Mereka membujuk beberapa kali supaya pak sholeh melakukan pengobatan dulu karna mereka sudah jauh-jauh datang ke rumah Paklik Leman dan sangat disayangkan jika pak Sholeh yang sudah jauh-jauh datang menolak melakukan pembersihan terhadap dirinya yang sudah terkena teluh, hanya saja Pak Sholeh tetap bersikukuh untuk segera pulang. Ia sangat khawatir dengan kondisi Adi dan ingin segera memastikan sendiri kondisinya.

Pada akhirnya mereka semuapun menyerah dan tak lama setelah itu Mbk Nur berserta suami dan supirnya kembali. Merekapun dengan segera kembali ke kota dan berencana setelah mengantar mbak Nur ke rumah, mereka akan langsung menuju rumah sakit.
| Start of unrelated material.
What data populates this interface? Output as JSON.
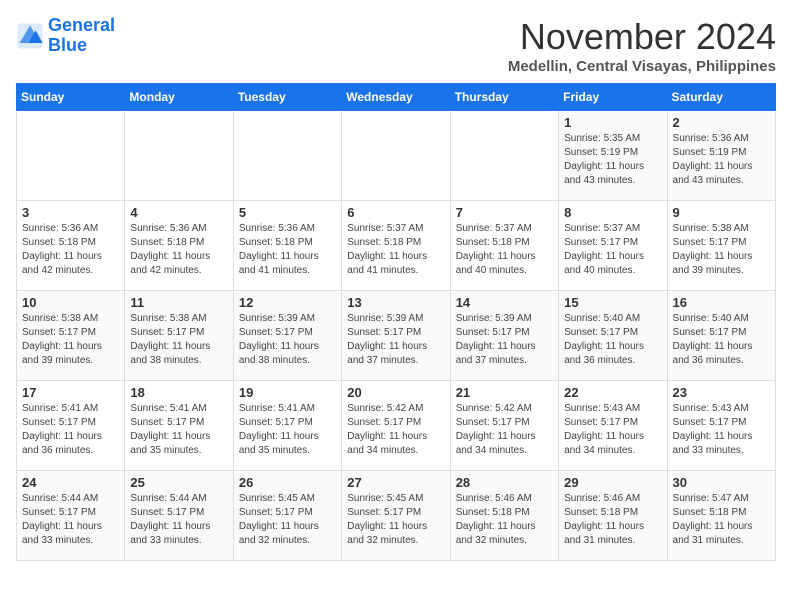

Dalam perjalanan pulang, beberapa kali Sinta menghubungi Bella namun nomer Bella sulit untuk di hubungi. Ia pun mencoba menelpon nomer Adi dan hasilnya sama saja. Kali ini ia menelpon besan nya yang menemani Bella di Rumah Sakit dan benar saja sebuah kabar yang tidak mengenakkan menghancurkan hatinya.

Perlahan airmata mulai menetes di sudut matanya, ia diam mematung tanpa mengeluarkan suara atau gerakan apapun, hanya air mata yang terus menetes di sudut matanya yang semakin lama semakin deras.
Beberapa orang yang berada di dalam mobil terus menguncangkan tubuh Sinta, namun Sinta masih tidak bergeming dan hanya terus meneteskan air mata.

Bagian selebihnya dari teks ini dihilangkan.